|I missed my vocation, huh?|
Anyhow, we had a good lunch yesterday with the in-laws at Zeus, the Greek restaurant, having not been Raptured on the motorway on the way down to Plymouth.
Ron ordered surf ‘n’ turf and Sheila had steak and chips. Both of them went for rare and the waitress nodded approvingly. Adrian ordered moussaka (the waitress looked faintly surprised), James went for a kebab (a slight raise of the eyebrow) and I ordered the vegetarian kebab.
‘I beg your pardon?’ she said.
‘The vegetarian kebab.’
Was my diction that bad? Then I glanced around. Pretty much everyone was eating roast turkey or steak. Crackers and party hats and all. Really, it was totally ace.
Anyhow, it was a very fine kebab indeed. In fact the whole meal was splendid – despite having to race out for Panadol half way through and despite Adrian gurning at his father at every available opportunity.
We diverted via Buckfast Abbey because Adrian needed to stock up on more Christmas beers. And I popped into the loo and this woman went into the cubicle next to me and let off the loudest volley of farts I've ever heard and cheerily shouted out, 'Pardon me!' which I thought was pretty cool of her.
And when we got back, I did a couple of hours of meditation and then got the fire going and struck up the Solstice incense. And I was just sitting, musing on things, as you do, thinking about Solstice, about Mayans, about changes, about signs and signals and what have you – watching the flames, watching the smoke from the incense burner wander around and find its way to the chimney and then – Kaboom! – the Christmas tree decided for absolutely no reason whatsoever to hurl itself out of its bucket, throwing water and decorations and stones (from the bucket) absolutely everywhere.
And I thought, that's it. All the old decorations, the ones James made, and the ones he and I chose (we used to have a ritual of buying a new one each year) would be smashed. But, miraculously, no. Just one bauble – a very old one that we'd had back at the Old Rectory – had lost its green glister, the paint just slid away to reveal the plain silver beneath. And when I picked up the angel (another Rectory relic), it had lost its halo.
And I wondered, is it a really really bad omen for one’s Christmas tree to implode on Solstice night?
Anyhow. This morning I was due to go to Hands On in Braunton for my alignment float. Those who don’t go for my hippy dippy stuff can skate over this bit but let’s just say that these three days (December 21st -December 23rd) see the precession of the equinoxes go in a complete circle – apparently it happens only once every 26,000 years. Spiritual evolution taking a little leapfrog. And I decided that, sod it, I’d go and get my body vibrating to Solfeggio frequencies while floating. My solstice treat to myself.
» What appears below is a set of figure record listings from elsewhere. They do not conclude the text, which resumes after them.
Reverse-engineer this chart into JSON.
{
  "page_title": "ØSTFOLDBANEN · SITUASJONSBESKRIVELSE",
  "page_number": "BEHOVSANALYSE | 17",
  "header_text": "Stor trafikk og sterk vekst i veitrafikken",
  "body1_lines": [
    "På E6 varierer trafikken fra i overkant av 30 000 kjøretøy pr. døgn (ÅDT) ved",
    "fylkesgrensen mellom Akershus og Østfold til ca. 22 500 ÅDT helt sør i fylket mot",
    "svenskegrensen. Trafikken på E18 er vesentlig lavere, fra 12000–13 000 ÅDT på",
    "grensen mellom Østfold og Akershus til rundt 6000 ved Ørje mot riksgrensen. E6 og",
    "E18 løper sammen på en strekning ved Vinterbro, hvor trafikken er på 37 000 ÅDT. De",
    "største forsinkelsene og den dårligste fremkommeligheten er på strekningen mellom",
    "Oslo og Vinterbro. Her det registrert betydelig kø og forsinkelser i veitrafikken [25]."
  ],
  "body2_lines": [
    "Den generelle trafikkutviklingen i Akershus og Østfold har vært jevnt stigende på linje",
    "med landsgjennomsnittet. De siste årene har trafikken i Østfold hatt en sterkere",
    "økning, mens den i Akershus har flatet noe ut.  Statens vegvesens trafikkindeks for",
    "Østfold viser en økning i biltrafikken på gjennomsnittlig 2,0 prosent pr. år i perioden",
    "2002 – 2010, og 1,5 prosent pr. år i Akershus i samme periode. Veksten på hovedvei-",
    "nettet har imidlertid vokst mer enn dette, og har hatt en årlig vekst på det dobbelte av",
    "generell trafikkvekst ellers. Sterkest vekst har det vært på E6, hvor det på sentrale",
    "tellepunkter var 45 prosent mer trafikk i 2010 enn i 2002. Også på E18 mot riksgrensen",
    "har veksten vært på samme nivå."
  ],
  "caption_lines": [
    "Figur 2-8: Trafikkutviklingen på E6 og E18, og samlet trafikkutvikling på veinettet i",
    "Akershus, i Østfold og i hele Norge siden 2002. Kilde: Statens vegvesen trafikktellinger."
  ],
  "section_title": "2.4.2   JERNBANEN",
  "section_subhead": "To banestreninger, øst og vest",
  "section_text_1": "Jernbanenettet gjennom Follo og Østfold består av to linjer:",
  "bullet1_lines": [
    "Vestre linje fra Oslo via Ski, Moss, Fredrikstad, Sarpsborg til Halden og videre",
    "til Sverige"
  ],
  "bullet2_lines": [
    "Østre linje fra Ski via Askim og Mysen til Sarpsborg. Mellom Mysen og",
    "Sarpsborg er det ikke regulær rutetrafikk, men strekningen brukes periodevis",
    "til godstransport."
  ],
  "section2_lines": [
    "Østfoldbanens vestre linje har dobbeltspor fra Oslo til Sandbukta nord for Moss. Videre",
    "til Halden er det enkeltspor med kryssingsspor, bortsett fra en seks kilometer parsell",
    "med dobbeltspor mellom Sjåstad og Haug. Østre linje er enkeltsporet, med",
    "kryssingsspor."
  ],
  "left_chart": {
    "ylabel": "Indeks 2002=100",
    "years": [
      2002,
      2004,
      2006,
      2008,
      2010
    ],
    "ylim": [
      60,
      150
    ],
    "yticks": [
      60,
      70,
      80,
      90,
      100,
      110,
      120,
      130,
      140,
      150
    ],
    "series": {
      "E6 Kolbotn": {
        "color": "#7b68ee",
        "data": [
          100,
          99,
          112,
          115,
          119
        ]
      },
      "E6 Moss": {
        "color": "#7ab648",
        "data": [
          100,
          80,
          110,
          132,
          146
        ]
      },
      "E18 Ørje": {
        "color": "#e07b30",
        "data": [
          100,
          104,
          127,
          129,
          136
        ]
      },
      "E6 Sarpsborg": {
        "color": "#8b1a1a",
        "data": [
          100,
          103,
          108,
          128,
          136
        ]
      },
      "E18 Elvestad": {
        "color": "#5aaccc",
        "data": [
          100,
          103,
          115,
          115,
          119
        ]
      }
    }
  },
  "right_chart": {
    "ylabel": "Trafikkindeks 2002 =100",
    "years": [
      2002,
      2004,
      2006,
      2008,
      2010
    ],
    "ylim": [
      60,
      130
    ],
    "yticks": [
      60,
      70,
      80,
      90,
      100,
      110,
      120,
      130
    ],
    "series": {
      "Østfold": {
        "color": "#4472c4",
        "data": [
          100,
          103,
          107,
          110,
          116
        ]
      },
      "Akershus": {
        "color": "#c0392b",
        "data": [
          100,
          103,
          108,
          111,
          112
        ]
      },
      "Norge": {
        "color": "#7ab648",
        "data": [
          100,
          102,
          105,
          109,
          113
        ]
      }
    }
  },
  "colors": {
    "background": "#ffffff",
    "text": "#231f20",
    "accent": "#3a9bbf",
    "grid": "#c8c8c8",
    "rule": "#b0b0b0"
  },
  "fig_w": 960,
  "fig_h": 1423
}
Except…when I got up this morning, North Devon appeared to be flooded.
‘It’s not looking too good,’ I said to Adrian. I'm pretty gung-ho but hey...
‘It’ll be fine,’ he said.
I looked again.
‘Er, Braunton’s cut off.’
‘Just take it easy.’
‘There’s five feet of water.’
‘You’ll be fine.’
And at first I thought, hmm, just a tiny smidgeon of concern might have been nice. But then I thought, sod it, he’s right. I’m being a wuss. So I got in the car and bunged on Eddie Vedder's soundtrack for Into the Wild (probably not the best choice in the circumstances) and made my way over the moor to the coast, basically following the sound of police helicopters and driving along roads turned into rivers.
And lo, the roads were indeed all blocked. But Phil talked me down a tiny tunnel into town – and the joy of having a car which looks like this...
...is that when you're stuck in a jam down a tiny lane, people take one look at your car and start reversing fast. But actually it was funny cos, had this been in a city, it would have been all shouting and swearing and road rage but, cos it was Braunton it was all sort of 'yeah' and 'ah well' and smiles and shrugs and whatevers.
And I pulled up right by the point where the road ended and the (new) river began.
|Pic posted by Phil on Twitter|
And I floated. In the floatation tank, not the delinquent river (or I'd be floating out somewhere in the Bristol Channel by now). And it was fab. And at one point I felt a vertebra in my neck pop back into place, and every so often a muscle would twitch or jerk violently. And then, bizarrely, my stomach started to make the most wild noises (a sort of belated counterpoint to the Buckfast woman's concerto). And I saw the most incredible patterns forming in front of my retinas – so intricate, so so involved, like some kind of circuitry or map, and every so often a tiny pathway marked out in electric blue.
And Phil was well chuffed when I told him. ‘Stomach noises are the body releasing old emotions,’ he said firmly.
‘My stomach never makes noises,’ I said. 'Apart from today.'
And it dawned on me I was hungry. Not for food. Just for…change.